Sunday, September 18, 2011

Otheriness

Mrs. Mary J needed insulation blown into her roof last week.

Something happened while I was standing there on the ladder, peering into the attic, holding up the plastic tube, while my co-volunteer shoving insulation into the air blower on the ground and Steve bumped around in the roof, blowing lint and whatever else they make this dirty, gray, blowing insulation with. Something funny was going on in that roof.

Something holy.

The attic had a vent across from me, and the sunlight crossed through the dust, the beams, Steve's bent over body, leaving streaks across everything as if wet paintbrush had taken a swipe at them. The lines of the attic and the lines of light were this ridiculously beautiful geometric cross, like it had all been planned out from long ago that here, now, there would be sunlight, and dust, and the roof, exactly like it was in that minute. The dust and lint and bits of paper filled up all the light beams, and the light looked thick and heavy, and I wanted to reach out and pick it up, except it looked so heavy that I didn't think that I would be strong enough if I tried.

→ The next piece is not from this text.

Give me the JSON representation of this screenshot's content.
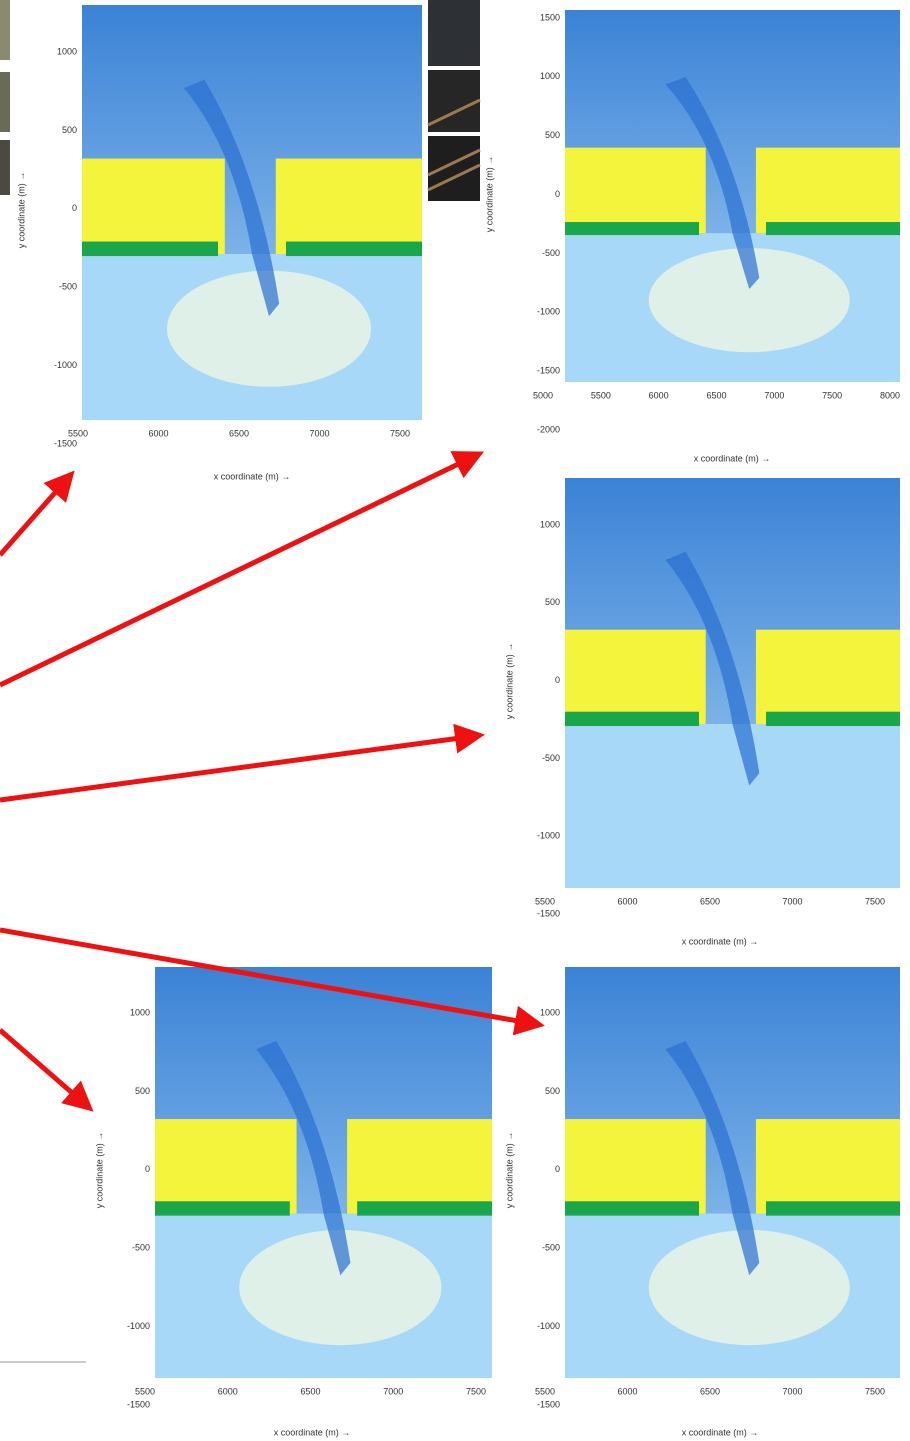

At the monastery in England, the incense would cloud up around the skylight and the beam of light would take on the same illusion of weight and tangibility. Everything seemed more deeply real and everything seemed to cross over from where it belonged - the light had weight, the noise of the bells sounded three dimensional, the smell of the incense was tactile.

I think of holiness as a word to describe the other. Tom Wright says that it is wherever the "thin partition between spheres becomes transparent." "We are called to live at the overlap of heaven and earth," he says, "where God's future comes rushing into the present." Where light and smell and music all dig deeper into our senses until each one encompasses the other. This is holiness, or magic, or the weight of glory.

I'm glad that there is holiness under an attic roof in Kentucky with your ears full of lint, just as much as at a monastery in Europe.